Tonight they were about to discover the truth of me and I think that was what made me scared. I had to force myself to remember what this operation was really about, to remember the men inside Stalag 13, to think of the Einsatzgruppen. When I did that, I could make my heart turn to flint.
I checked my watch. I had been on shift since five o'clock that afternoon and the hours had dragged. I was desperate for three o'clock to come. I did my work but I could not be distracted. I kept asking myself, will we have enough of the mixture, will we have enough time, will this crazy scheme work? I even began to wonder about the Frenchman. What did we really know about him? Could this all be some elaborate trap?

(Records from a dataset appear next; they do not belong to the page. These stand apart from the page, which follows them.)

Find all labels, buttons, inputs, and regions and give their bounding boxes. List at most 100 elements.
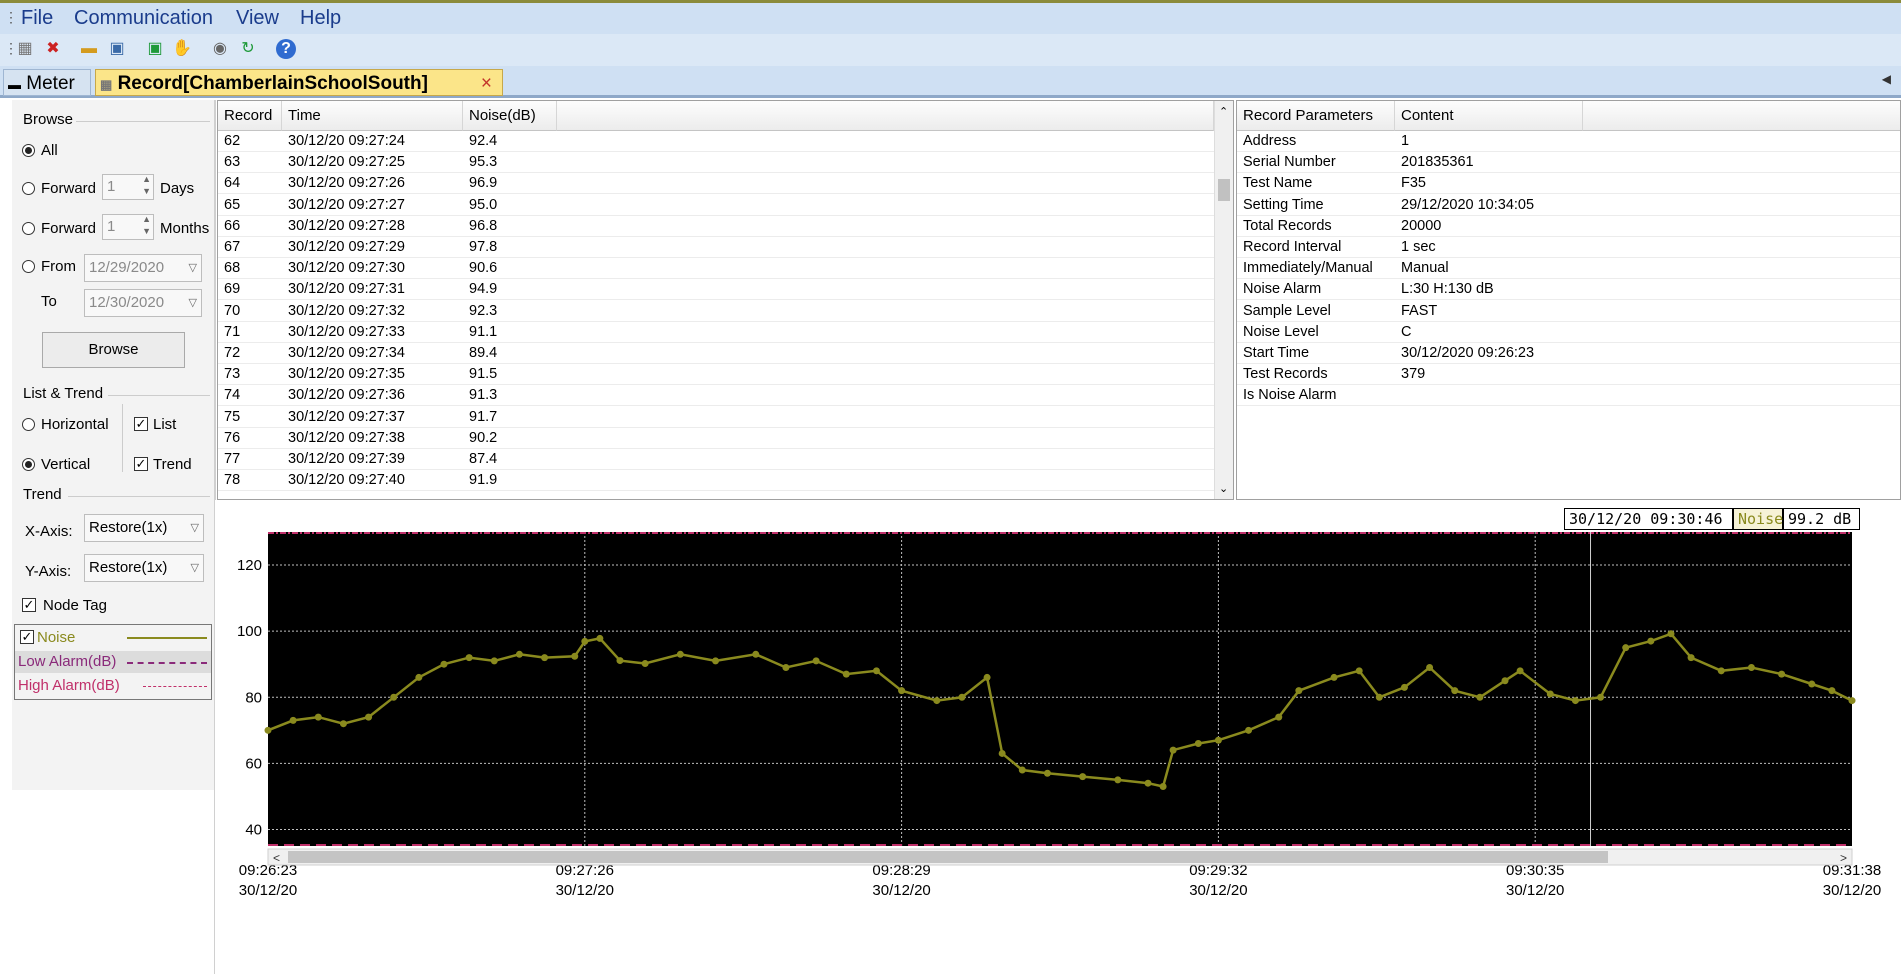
table-row[interactable]: 67 30/12/20 09:27:29 97.8 bbox=[218, 237, 1214, 258]
help-icon[interactable]: ? bbox=[276, 39, 296, 59]
parameter-row[interactable]: Immediately/Manual Manual bbox=[1237, 258, 1900, 280]
table-row[interactable]: 76 30/12/20 09:27:38 90.2 bbox=[218, 428, 1214, 449]
parameter-row[interactable]: Noise Level C bbox=[1237, 322, 1900, 343]
tab-record[interactable]: ▦ Record[ChamberlainSchoolSouth] × bbox=[95, 69, 503, 96]
menu-communication[interactable]: Communication bbox=[74, 7, 213, 30]
parameter-row[interactable]: Is Noise Alarm bbox=[1237, 385, 1900, 407]
settings-icon[interactable]: ◉ bbox=[210, 39, 230, 59]
time-cell: 30/12/20 09:27:31 bbox=[288, 281, 405, 298]
spin-arrows-icon[interactable]: ▲ ▼ bbox=[142, 173, 151, 197]
scroll-down-icon[interactable]: ⌄ bbox=[1219, 482, 1228, 495]
refresh-icon[interactable]: ↻ bbox=[238, 39, 258, 59]
radio-vertical[interactable] bbox=[22, 458, 35, 471]
table-row[interactable]: 74 30/12/20 09:27:36 91.3 bbox=[218, 385, 1214, 407]
noise-data-point bbox=[641, 660, 649, 668]
noise-data-point bbox=[958, 693, 966, 701]
from-date-picker[interactable]: 12/29/2020 ▽ bbox=[84, 254, 202, 282]
parameter-row[interactable]: Address 1 bbox=[1237, 131, 1900, 152]
parameter-name-cell: Sample Level bbox=[1243, 302, 1331, 319]
new-record-icon[interactable]: ▦ bbox=[15, 39, 35, 59]
noise-cell: 92.4 bbox=[469, 133, 498, 149]
open-folder-icon[interactable]: ▬ bbox=[79, 39, 99, 59]
menu-help[interactable]: Help bbox=[300, 7, 341, 30]
xaxis-zoom-select[interactable]: Restore(1x) ▽ bbox=[84, 514, 204, 542]
to-date-picker[interactable]: 12/30/2020 ▽ bbox=[84, 289, 202, 317]
table-row[interactable]: 75 30/12/20 09:27:37 91.7 bbox=[218, 407, 1214, 428]
parameter-row[interactable]: Setting Time 29/12/2020 10:34:05 bbox=[1237, 195, 1900, 216]
forward-days-stepper[interactable]: 1 ▲ ▼ bbox=[102, 174, 154, 200]
menu-file[interactable]: File bbox=[21, 7, 53, 30]
column-header-noise[interactable]: Noise(dB) bbox=[463, 101, 557, 131]
tab-meter[interactable]: ▬ Meter bbox=[3, 69, 91, 96]
trend-chart-svg[interactable]: 40608010012009:26:2330/12/2009:27:2630/1… bbox=[215, 500, 1901, 974]
delete-record-icon[interactable]: ✖ bbox=[43, 39, 63, 59]
table-row[interactable]: 62 30/12/20 09:27:24 92.4 bbox=[218, 131, 1214, 152]
column-header-content[interactable]: Content bbox=[1395, 101, 1583, 131]
browse-button[interactable]: Browse bbox=[42, 332, 185, 368]
noise-data-point bbox=[752, 650, 760, 658]
yaxis-zoom-select[interactable]: Restore(1x) ▽ bbox=[84, 554, 204, 582]
column-header-record[interactable]: Record bbox=[218, 101, 282, 131]
list-checkbox[interactable]: ✓ bbox=[134, 417, 148, 431]
trend-checkbox[interactable]: ✓ bbox=[134, 457, 148, 471]
table-row[interactable]: 63 30/12/20 09:27:25 95.3 bbox=[218, 152, 1214, 174]
noise-data-point bbox=[1114, 776, 1122, 784]
records-scrollbar[interactable]: ⌃ ⌄ bbox=[1214, 101, 1233, 499]
table-row[interactable]: 73 30/12/20 09:27:35 91.5 bbox=[218, 364, 1214, 386]
save-icon[interactable]: ▣ bbox=[107, 39, 127, 59]
noise-data-point bbox=[581, 637, 589, 645]
node-tag-checkbox[interactable]: ✓ bbox=[22, 598, 36, 612]
table-row[interactable]: 64 30/12/20 09:27:26 96.9 bbox=[218, 173, 1214, 195]
column-header-parameters[interactable]: Record Parameters bbox=[1237, 101, 1395, 131]
noise-cell: 90.6 bbox=[469, 260, 498, 277]
radio-horizontal[interactable] bbox=[22, 418, 35, 431]
table-row[interactable]: 71 30/12/20 09:27:33 91.1 bbox=[218, 322, 1214, 343]
table-row[interactable]: 77 30/12/20 09:27:39 87.4 bbox=[218, 449, 1214, 470]
table-row[interactable]: 68 30/12/20 09:27:30 90.6 bbox=[218, 258, 1214, 280]
export-icon[interactable]: ▣ bbox=[145, 39, 165, 59]
tab-scroll-left-icon[interactable]: ◀ bbox=[1882, 72, 1891, 86]
table-row[interactable]: 72 30/12/20 09:27:34 89.4 bbox=[218, 343, 1214, 364]
chart-scrollbar-thumb bbox=[288, 851, 1608, 863]
close-tab-icon[interactable]: × bbox=[481, 70, 492, 97]
parameter-row[interactable]: Noise Alarm L:30 H:130 dB bbox=[1237, 279, 1900, 301]
forward-months-stepper[interactable]: 1 ▲ ▼ bbox=[102, 214, 154, 240]
radio-forward-months[interactable] bbox=[22, 222, 35, 235]
noise-series-checkbox[interactable]: ✓ bbox=[20, 630, 34, 644]
parameter-row[interactable]: Sample Level FAST bbox=[1237, 301, 1900, 322]
legend-high-alarm-label: High Alarm(dB) bbox=[18, 677, 120, 694]
tab-record-label: Record[ChamberlainSchoolSouth] bbox=[117, 73, 428, 94]
time-cell: 30/12/20 09:27:37 bbox=[288, 408, 405, 425]
noise-data-point bbox=[465, 654, 473, 662]
table-row[interactable]: 65 30/12/20 09:27:27 95.0 bbox=[218, 195, 1214, 216]
import-icon[interactable]: ✋ bbox=[172, 39, 192, 59]
table-row[interactable]: 69 30/12/20 09:27:31 94.9 bbox=[218, 279, 1214, 301]
noise-data-point bbox=[571, 652, 579, 660]
noise-data-point bbox=[1426, 664, 1434, 672]
noise-data-point bbox=[616, 657, 624, 665]
radio-all[interactable] bbox=[22, 144, 35, 157]
parameter-row[interactable]: Total Records 20000 bbox=[1237, 216, 1900, 237]
parameter-row[interactable]: Test Name F35 bbox=[1237, 173, 1900, 195]
parameter-row[interactable]: Serial Number 201835361 bbox=[1237, 152, 1900, 174]
column-header-time[interactable]: Time bbox=[282, 101, 463, 131]
radio-from[interactable] bbox=[22, 260, 35, 273]
parameter-row[interactable]: Test Records 379 bbox=[1237, 364, 1900, 386]
table-row[interactable]: 78 30/12/20 09:27:40 91.9 bbox=[218, 470, 1214, 492]
x-tick-date-label: 30/12/20 bbox=[1506, 882, 1564, 899]
time-cell: 30/12/20 09:27:40 bbox=[288, 472, 405, 489]
noise-data-point bbox=[1169, 746, 1177, 754]
noise-data-point bbox=[339, 720, 347, 728]
table-row[interactable]: 70 30/12/20 09:27:32 92.3 bbox=[218, 301, 1214, 322]
menu-view[interactable]: View bbox=[236, 7, 279, 30]
spin-arrows-icon[interactable]: ▲ ▼ bbox=[142, 213, 151, 237]
parameter-row[interactable]: Record Interval 1 sec bbox=[1237, 237, 1900, 258]
scroll-up-icon[interactable]: ⌃ bbox=[1219, 105, 1228, 118]
radio-vertical-label: Vertical bbox=[41, 456, 91, 473]
parameter-row[interactable]: Start Time 30/12/2020 09:26:23 bbox=[1237, 343, 1900, 364]
browse-group-label: Browse bbox=[23, 111, 74, 128]
scrollbar-thumb[interactable] bbox=[1218, 179, 1230, 201]
table-row[interactable]: 66 30/12/20 09:27:28 96.8 bbox=[218, 216, 1214, 237]
radio-forward-days[interactable] bbox=[22, 182, 35, 195]
time-cell: 30/12/20 09:27:28 bbox=[288, 217, 405, 234]
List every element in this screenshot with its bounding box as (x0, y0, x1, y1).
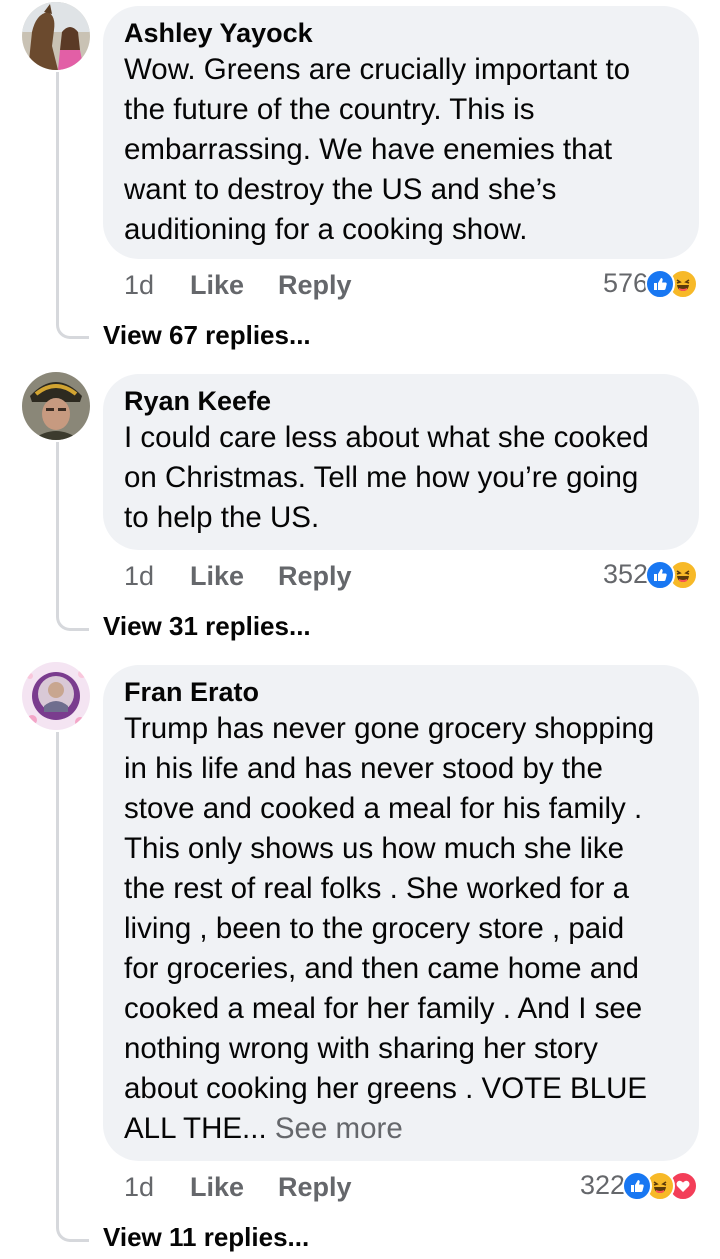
reaction-count: 322 (579, 1170, 625, 1200)
comment-text-body: Trump has never gone grocery shopping in… (124, 712, 655, 1145)
comment-fran-erato: Fran Erato Trump has never gone grocery … (0, 0, 720, 1259)
like-icon (645, 268, 675, 299)
like-icon (622, 1170, 652, 1201)
reply-button[interactable]: Reply (278, 1172, 352, 1203)
like-icon (645, 559, 675, 590)
see-more-link[interactable]: See more (275, 1112, 403, 1145)
comment-actions: 1d Like Reply (124, 1172, 352, 1203)
like-button[interactable]: Like (190, 1172, 278, 1203)
comment-age[interactable]: 1d (124, 1172, 190, 1203)
comment-text: Trump has never gone grocery shopping in… (124, 709, 679, 1149)
view-replies-link[interactable]: View 11 replies... (103, 1222, 309, 1253)
thread-line (56, 732, 89, 1242)
reaction-summary[interactable]: 322 (580, 1170, 698, 1201)
comment-bubble: Fran Erato Trump has never gone grocery … (103, 665, 699, 1161)
avatar[interactable] (22, 662, 90, 730)
comment-author[interactable]: Fran Erato (124, 675, 679, 709)
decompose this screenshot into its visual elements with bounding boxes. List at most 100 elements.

At seven minutes to three I heard the words I had been waiting for, spoken by the manager himself. ‘Come on, the beer is calling!’ He and seven others took off their overalls, hung them up and headed, as usual, for the tavern down the street. They said goodbye to me and the other ‘saps’ who had to stay behind.
I checked my watch again. Precisely six minutes from now and I would do what we had planned. For now, I had to stay put.
I knew what was happening outside. Once she had got the signal – they've gone! – from Manik, serving as lookout across the street, Rosa would have appeared from the opposite direction, wearing a short dress, in black and red; God only knows where she had picked it up. She had been given money to buy bright lipstick, too. Her instructions had been to look appealing and available – for the right price.